Tried running the model on device with different values for k, stride. No output was produced, and eventually the jobs timed out.

I need to try running the same jobs on CPU and with longer duration, to see if this is a problem induced by transfer to device, or if it's a memory bound problem that isn't reporting properly, or if it's something else.

lzamparo commented 7 years ago

Have done a lot of work on this issue for #5, but still no solution. Problem probably is that producers fill up queue much faster than it can be consumed, leading to an overflow of a buffer that is ill defined by the Queue. I'm consuming ~10x fewer macrobatches than are being generated:

mski1743:kmer_models zamparol$ cat full_data_k_6_s_1.txt | grep -c "receiving macrobatch from child process" 3281

mski1743:kmer_models zamparol$ cat full_data_k_6_s_1.txt | grep -c "sending macrobatch to parent process" 35626

So, for now I should cut back on num procs, have have each worker wait a bit longer, plus also make the macrobatches larger (so each worker takes longer to push to the consumer queue). Longer term, I should forget about this finicky multiprocessing baloney and use Dask.

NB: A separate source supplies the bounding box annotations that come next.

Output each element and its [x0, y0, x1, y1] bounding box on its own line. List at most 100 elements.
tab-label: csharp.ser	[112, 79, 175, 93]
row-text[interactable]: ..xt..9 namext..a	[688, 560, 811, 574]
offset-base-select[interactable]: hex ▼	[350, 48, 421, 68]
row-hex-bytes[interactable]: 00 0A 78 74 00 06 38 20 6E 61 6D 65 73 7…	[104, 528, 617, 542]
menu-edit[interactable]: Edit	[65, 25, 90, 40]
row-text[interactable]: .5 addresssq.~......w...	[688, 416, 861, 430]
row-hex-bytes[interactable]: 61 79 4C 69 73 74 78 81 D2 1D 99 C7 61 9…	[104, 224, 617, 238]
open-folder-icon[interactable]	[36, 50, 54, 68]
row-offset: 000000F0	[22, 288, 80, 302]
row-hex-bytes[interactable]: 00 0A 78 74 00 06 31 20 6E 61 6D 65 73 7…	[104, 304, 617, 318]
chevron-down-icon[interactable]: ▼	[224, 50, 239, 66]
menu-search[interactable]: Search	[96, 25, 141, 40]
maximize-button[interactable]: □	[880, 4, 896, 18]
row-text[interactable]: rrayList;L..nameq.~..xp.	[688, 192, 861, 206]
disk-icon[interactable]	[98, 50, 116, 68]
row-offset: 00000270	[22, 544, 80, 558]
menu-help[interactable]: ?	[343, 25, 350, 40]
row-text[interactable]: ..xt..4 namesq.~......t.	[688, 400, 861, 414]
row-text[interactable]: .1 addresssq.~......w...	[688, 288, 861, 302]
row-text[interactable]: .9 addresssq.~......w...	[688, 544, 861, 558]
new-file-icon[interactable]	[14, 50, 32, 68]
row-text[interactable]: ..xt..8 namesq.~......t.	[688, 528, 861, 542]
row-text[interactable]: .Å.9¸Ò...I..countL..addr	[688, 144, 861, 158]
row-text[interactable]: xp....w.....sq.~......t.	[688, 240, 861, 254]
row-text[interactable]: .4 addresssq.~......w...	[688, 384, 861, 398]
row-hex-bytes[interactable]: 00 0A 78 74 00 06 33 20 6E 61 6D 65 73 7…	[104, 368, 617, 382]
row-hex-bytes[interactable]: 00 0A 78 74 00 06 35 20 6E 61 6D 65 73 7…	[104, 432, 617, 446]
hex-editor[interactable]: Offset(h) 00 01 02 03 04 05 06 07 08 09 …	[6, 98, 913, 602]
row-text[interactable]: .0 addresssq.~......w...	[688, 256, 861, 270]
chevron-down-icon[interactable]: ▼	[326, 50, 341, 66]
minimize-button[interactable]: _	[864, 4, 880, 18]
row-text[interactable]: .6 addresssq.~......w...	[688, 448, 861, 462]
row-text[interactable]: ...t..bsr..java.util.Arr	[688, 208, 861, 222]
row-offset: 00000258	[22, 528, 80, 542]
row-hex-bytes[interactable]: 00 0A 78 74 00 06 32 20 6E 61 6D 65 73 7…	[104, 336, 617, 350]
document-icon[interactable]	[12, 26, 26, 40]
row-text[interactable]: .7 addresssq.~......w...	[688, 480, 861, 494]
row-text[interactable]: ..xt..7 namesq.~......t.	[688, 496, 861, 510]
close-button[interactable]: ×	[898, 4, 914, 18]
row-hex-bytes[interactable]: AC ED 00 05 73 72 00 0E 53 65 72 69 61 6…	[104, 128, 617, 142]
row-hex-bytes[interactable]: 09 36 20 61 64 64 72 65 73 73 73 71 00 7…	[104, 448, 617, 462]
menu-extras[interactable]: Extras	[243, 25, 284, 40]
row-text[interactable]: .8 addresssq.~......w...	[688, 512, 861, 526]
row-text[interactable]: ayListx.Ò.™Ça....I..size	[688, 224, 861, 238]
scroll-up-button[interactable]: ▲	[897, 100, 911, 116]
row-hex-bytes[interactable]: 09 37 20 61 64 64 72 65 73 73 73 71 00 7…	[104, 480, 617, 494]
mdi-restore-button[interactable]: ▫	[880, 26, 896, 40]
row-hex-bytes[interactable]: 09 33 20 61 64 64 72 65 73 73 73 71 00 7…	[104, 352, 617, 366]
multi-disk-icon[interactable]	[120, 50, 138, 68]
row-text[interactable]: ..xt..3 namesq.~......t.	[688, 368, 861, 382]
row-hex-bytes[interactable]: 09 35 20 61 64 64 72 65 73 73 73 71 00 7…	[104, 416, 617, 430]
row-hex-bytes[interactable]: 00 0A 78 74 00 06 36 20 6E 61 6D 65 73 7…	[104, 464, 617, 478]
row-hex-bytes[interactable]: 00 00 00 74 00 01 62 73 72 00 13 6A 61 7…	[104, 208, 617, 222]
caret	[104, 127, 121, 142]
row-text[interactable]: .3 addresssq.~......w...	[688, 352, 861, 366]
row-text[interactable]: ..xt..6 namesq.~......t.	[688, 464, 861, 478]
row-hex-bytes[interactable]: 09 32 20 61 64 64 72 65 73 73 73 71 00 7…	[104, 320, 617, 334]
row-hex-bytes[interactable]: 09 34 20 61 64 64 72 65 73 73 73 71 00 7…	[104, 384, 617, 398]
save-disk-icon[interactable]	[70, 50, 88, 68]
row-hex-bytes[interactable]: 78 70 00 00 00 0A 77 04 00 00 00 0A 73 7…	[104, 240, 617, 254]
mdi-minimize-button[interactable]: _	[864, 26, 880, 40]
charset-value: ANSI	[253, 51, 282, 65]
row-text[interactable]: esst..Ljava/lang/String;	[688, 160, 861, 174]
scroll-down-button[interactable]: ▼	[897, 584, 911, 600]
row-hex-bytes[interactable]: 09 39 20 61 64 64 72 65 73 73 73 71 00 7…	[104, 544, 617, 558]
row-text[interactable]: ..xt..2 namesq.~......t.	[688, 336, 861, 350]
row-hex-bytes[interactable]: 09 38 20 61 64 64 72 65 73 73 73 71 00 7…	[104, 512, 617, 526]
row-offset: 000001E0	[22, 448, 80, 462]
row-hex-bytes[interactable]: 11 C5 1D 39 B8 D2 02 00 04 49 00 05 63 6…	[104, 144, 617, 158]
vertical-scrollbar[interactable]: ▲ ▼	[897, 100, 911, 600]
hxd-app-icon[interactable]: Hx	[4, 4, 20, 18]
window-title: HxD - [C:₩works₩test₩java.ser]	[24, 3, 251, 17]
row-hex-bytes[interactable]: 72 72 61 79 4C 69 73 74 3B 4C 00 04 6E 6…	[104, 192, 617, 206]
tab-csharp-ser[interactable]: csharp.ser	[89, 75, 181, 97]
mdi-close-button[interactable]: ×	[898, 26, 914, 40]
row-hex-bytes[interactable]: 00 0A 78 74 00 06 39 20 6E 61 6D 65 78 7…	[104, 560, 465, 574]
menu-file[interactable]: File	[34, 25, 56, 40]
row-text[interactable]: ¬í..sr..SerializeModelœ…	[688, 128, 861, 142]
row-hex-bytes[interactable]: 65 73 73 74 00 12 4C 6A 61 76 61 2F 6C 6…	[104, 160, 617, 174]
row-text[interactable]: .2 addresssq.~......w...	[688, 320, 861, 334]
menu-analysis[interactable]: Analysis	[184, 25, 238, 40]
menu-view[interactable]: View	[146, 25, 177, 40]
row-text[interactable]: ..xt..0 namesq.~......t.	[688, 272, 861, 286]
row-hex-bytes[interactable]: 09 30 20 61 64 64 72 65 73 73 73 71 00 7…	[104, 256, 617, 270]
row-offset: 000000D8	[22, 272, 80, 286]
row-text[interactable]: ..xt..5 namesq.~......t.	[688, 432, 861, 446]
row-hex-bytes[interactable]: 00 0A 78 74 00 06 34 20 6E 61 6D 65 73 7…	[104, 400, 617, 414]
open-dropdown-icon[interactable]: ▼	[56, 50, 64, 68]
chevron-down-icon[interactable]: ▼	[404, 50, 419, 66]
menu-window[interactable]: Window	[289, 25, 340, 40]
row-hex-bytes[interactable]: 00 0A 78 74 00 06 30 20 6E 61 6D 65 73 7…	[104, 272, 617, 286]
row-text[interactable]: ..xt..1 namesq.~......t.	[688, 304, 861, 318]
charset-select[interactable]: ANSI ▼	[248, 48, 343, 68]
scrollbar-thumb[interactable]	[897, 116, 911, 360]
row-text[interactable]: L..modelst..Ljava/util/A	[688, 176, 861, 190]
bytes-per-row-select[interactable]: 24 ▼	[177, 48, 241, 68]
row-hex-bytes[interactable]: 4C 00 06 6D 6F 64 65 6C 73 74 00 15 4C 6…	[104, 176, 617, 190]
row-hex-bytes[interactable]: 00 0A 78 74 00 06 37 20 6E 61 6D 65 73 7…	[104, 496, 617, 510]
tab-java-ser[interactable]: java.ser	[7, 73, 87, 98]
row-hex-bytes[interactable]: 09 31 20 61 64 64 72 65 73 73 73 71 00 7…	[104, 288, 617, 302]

lzamparo commented 7 years ago

For completeness sake, here's a list of things to try before giving up on current code base and rewriting DatasetReader.generate_dataset_parallel in dask:

lzamparo commented 7 years ago

fewer processes, larger macrobatches, longer waits with each batch

This was sufficient to keep training running smoothly.

make a limit to the consumer queue size; if max-size is exceeded, make the producer procs block.

This should also work.

It still takes far too long to train even a single epoch (36h and counting, not yet done one). Going to close this issue, and #5 for now.